- Born: 1970 (age 55–56) Torry, Aberdeen, Scotland
- Occupation: actress
- Years active: 2002–present

= Joyce Falconer =

Scottish actress

Joyce Falconer (born 1970) is a Scottish actress. Falconer is best known for her portrayal of Roisin McIntyre in the BBC Scotland soap opera River City. An original cast member from 2002 to 2008, she reprised the role from 2021 onwards, as the shows longest serving female cast member.

== Early life and education ==
Falconer was born and raised in Torry, Aberdeen. She attended Tullos Primary School and Torry Academy.

== Career ==
Falconer trained as an actress at the Royal Conservatoire of Scotland in Glasgow.

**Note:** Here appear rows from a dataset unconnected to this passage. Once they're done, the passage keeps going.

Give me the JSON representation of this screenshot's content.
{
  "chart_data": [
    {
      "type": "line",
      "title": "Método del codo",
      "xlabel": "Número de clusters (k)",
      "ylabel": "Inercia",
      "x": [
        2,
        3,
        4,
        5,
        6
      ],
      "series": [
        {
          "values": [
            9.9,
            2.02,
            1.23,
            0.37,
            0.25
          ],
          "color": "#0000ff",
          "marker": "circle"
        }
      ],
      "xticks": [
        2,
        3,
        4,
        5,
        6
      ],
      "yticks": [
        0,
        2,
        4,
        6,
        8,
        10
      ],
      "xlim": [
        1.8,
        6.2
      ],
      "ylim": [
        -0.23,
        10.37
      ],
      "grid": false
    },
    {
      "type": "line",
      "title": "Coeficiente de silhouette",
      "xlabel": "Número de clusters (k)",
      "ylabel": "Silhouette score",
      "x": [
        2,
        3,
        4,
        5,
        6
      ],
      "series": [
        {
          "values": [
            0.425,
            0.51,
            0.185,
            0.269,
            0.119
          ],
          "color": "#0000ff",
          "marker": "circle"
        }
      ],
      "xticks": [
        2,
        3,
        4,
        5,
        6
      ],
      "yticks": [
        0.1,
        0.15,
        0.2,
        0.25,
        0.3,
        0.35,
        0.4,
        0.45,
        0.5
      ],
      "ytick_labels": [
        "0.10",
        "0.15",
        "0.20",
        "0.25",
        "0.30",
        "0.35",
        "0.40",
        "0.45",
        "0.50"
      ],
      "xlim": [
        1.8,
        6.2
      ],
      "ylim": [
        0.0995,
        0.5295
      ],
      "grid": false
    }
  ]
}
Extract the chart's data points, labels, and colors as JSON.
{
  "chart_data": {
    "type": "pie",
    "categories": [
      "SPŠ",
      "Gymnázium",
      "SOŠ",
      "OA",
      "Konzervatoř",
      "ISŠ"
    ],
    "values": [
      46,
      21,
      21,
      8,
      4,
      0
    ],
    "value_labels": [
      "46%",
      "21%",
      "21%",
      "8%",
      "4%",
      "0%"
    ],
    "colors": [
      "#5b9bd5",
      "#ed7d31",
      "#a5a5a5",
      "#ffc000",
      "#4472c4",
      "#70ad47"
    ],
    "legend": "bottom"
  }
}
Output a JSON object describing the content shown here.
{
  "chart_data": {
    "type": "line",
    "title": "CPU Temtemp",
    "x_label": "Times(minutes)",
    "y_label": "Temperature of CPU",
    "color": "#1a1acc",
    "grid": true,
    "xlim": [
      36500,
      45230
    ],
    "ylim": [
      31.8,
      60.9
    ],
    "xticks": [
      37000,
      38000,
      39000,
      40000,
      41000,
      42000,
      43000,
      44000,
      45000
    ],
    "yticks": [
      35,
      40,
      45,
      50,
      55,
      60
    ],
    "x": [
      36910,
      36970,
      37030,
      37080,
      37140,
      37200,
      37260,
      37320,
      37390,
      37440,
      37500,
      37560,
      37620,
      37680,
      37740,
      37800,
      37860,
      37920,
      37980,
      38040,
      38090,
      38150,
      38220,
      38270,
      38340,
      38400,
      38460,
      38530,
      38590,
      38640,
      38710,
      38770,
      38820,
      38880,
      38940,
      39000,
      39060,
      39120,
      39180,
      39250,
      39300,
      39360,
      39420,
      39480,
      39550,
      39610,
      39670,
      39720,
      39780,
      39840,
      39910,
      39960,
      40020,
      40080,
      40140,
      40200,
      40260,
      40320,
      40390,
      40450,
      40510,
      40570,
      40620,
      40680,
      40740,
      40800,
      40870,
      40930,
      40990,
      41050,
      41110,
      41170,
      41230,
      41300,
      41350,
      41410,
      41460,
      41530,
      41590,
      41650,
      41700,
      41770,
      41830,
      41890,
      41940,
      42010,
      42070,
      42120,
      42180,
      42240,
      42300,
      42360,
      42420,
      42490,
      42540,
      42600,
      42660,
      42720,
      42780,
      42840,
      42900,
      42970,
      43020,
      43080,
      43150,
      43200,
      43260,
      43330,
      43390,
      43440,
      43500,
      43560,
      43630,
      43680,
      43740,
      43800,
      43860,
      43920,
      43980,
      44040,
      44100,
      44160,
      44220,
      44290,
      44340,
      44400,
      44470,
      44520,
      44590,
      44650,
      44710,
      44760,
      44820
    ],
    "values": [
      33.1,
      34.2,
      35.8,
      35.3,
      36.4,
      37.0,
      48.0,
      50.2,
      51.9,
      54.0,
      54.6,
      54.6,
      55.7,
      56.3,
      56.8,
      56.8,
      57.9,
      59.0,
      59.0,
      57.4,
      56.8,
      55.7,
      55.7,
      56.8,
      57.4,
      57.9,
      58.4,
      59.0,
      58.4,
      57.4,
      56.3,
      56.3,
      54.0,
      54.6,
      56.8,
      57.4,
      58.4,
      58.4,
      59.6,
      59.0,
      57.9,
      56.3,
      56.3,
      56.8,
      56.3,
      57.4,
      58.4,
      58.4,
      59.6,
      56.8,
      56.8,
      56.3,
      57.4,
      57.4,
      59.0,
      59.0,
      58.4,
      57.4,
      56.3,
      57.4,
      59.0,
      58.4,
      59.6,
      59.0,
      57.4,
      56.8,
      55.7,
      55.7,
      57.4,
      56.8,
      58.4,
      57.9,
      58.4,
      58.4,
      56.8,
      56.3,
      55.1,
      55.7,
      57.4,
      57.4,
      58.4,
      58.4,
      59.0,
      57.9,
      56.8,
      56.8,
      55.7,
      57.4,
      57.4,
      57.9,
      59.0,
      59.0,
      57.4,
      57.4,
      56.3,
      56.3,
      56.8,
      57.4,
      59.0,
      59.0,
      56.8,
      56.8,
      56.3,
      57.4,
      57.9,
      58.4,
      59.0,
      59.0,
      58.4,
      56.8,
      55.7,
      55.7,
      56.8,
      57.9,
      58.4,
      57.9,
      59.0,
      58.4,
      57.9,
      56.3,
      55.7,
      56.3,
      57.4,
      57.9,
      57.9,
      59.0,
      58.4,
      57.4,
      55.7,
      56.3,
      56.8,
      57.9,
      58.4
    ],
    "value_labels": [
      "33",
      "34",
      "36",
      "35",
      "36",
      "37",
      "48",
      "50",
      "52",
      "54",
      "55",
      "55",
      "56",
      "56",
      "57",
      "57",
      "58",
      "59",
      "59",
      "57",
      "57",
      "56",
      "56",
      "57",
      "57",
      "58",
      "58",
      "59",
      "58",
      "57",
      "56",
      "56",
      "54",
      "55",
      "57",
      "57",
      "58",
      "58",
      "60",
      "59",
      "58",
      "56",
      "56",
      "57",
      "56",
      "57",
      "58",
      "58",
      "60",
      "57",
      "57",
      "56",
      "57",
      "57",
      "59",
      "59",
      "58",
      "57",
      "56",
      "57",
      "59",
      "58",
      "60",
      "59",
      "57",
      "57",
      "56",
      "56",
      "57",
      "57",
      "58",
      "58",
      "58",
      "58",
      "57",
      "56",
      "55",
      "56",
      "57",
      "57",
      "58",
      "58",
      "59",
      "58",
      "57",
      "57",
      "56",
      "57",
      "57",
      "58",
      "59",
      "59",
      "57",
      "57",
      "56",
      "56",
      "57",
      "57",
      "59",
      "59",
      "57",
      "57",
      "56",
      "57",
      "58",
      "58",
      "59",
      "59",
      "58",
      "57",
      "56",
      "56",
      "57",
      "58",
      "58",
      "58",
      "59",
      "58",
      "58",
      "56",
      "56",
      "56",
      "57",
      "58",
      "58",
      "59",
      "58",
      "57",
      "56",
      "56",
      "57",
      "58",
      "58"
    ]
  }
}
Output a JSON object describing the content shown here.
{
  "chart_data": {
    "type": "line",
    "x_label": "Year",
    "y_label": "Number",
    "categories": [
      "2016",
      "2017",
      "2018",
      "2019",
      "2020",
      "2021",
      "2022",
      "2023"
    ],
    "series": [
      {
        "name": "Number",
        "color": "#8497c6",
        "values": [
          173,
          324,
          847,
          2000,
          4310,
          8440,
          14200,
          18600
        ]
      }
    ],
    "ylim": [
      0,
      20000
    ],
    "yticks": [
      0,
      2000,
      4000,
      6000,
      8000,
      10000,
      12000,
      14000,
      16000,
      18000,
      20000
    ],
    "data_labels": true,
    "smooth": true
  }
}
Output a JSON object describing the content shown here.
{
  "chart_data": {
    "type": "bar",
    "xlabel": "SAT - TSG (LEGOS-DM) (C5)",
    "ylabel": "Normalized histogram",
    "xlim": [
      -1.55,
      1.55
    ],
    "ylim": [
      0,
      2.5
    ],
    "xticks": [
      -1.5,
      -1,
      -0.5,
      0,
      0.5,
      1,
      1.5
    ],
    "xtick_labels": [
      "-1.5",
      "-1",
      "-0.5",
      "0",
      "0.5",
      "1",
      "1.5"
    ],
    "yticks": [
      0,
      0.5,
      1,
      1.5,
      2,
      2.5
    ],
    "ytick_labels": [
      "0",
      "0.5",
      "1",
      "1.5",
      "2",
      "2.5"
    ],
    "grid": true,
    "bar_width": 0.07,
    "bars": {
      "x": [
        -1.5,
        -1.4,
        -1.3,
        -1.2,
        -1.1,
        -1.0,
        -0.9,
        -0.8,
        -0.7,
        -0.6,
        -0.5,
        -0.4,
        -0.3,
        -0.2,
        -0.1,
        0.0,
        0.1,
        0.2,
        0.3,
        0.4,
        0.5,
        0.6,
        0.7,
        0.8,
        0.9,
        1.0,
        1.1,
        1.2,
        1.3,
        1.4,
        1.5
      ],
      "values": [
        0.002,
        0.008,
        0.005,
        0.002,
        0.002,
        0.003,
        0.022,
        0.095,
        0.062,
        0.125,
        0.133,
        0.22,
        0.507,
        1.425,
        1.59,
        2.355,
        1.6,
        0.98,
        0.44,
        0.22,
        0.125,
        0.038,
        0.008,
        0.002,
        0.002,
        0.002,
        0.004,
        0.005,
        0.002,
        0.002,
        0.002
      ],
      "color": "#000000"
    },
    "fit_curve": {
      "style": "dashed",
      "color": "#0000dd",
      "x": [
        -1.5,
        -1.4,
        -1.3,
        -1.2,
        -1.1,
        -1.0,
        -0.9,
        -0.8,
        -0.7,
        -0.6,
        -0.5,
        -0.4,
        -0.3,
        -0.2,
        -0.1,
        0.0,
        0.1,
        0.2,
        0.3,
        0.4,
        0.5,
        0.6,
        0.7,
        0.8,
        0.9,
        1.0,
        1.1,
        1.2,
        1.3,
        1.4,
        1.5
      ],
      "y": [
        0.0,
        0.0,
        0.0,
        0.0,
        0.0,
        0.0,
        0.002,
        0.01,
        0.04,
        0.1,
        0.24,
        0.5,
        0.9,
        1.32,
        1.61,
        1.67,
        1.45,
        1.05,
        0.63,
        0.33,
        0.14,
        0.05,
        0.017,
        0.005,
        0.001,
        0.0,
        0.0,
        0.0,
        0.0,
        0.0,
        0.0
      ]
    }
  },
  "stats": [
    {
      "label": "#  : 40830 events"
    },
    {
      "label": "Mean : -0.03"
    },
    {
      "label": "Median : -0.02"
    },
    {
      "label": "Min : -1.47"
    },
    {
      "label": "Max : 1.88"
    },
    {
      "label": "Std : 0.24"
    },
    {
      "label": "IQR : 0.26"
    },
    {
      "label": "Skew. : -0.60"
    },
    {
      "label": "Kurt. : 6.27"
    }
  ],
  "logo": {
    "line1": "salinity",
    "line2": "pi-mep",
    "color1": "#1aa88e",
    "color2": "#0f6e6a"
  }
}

Falconer joined the BBC soap opera River City in 2002 playing the character of Roisin McIntyre, becoming one of the show's most iconic characters until her departure in 2008. Her character was compared to Bet Lynch from Coronation Street. She re-joined the cast in 2021, reprising her role.

In 2009, she went on tour with the National Theatre of Scotland. She has played Elvis in the Edinburgh festival.

Her other television roles include Taggart, Crimefile, Cardiac Arrest and Finney. In 2021, she joined the cast of Beauty and the Beast at Aberdeen Performing Arts.

== Personal life ==
Falconer speaks the Doric dialect of Scots. She is married to fellow River City cast member David McGowan.